The National Park Service is revising a score card management tool to set funding priorities for parks, and will introduce a new version within several weeks, agency officials said Thursday.
The revised score card will use 33 metrics to place individual parks into one of four categories based on efficiency and performance, according to an April Park Service memorandum obtained by the Washington, D.C.-based advocacy group Public Employees for Environmental Responsibility.
Parks that are deemed to use resources efficiently but are able to achieve only a low rating for overall performance, will be prioritized for increased funding, the memo said, noting that "theoretically, these parks consist of efficient operations that could effectively use new resources to improve performance." Parks that are both efficient and high-performing also could be rewarded, the memo said.
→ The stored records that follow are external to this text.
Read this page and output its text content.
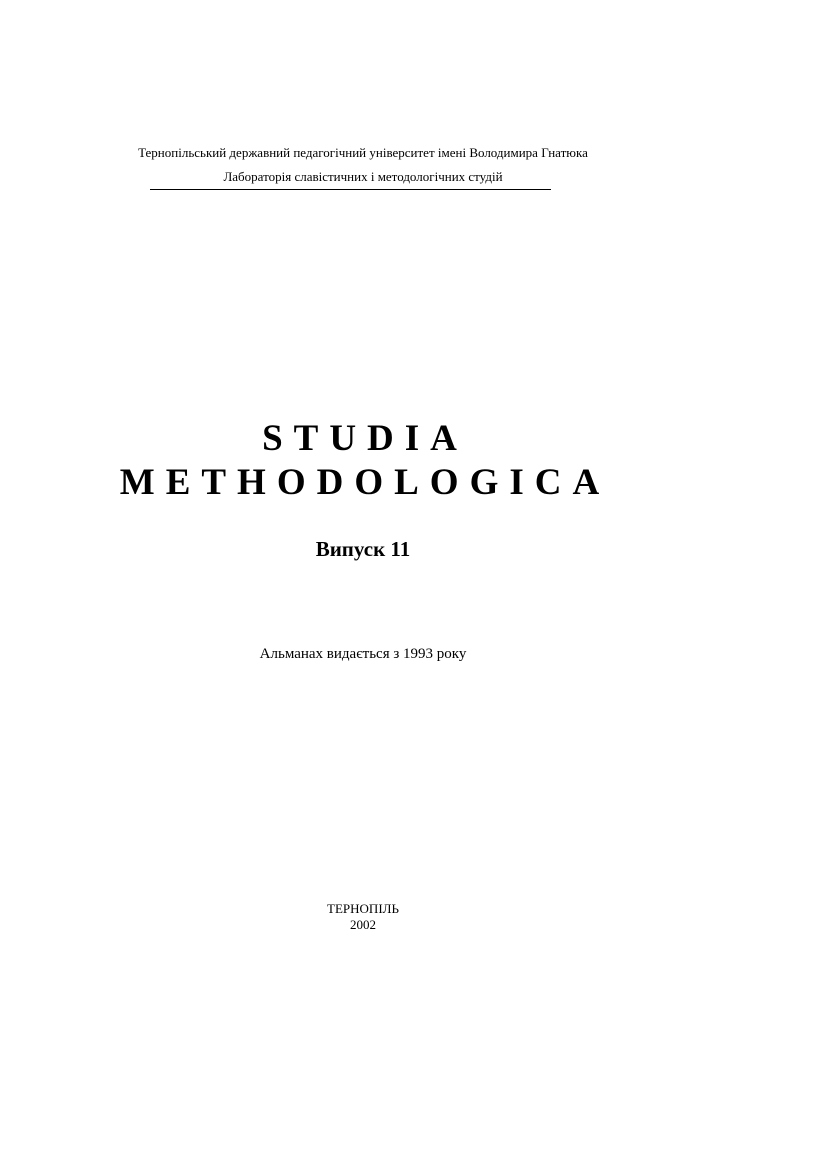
Тернопільський державний педагогічний університет імені Володимира Гнатюка
Лабораторія славістичних і методологічних студій
STUDIA
METHODOLOGICA
Випуск 11
Альманах видається з 1993 року
ТЕРНОПІЛЬ
2002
The Park Service described the tool as an asset that increases the transparency and credibility of the budget process, while acknowledging that its creation was driven by the emphasis the President's Management Agenda places on performance-based budgeting.
On the Office of Management and Budget's latest traffic-light-style management score card, the Interior Department, of which the Park Service is a part, was rated yellow for "mixed success" in the budget-performance integration category, while getting a good, or green, rating for progress in that area.
Park Service Comptroller Bruce Sheaffer said the agency's score card for parks is considered a prototype, in part because good measurements for some aspects of a successful park have been elusive. Law enforcement falls into that hard-to-measure category, he said, partly because common metrics for good urban practice do not carry over well to the park system.
By contrast, measures for park maintenance generally are better developed, he said. Thus any questions that arise with the score card output will continue to be resolved by discussions with officials in the field, he said.
The April memo also noted that raw scores for individual parks will be adjusted based on independent factors that make a park unique, such as age, population density, emphasis, climate, acreage or the number of full-time employees.
PEER, the group that obtained the memo, has been critical of the endeavor, describing the score card as "bureaucratic pretzel making" based on a "Rube Goldberg formula."
But Sheaffer disagreed. "You've got to think of it as just data that's been arranged in a way that can make it more useful for evaluating how one piece fits with the other," he said. "It's more that than some long, excruciating grinder that we put parks through."
Sheaffer said the score card has seen only partial application since an early version was rolled out last year because the Park Service's fiscal 2006 budget did not include the increases the score card was designed to address. Sheaffer said it is not used for allocation of existing parks money, which is generally similar from year to year with most marginal changes handled at the regional level.
Given the budget cuts facing the Park Service in ongoing fiscal 2007 budget negotiations, it seems unlikely the tool will be applied to prioritize funding increases soon. Sheaffer said it is also a useful tool for field managers to assess how the Washington office evaluates their locations, and how they stack up compared to other parks in their regions.
Are officials in the field glad to see the new tool, then? "It's easy for my folks here [in the Washington office], who work with statistics and their application all the time, to get on board," Sheaffer said. "But it's going to take some time to bring all the people in the field along."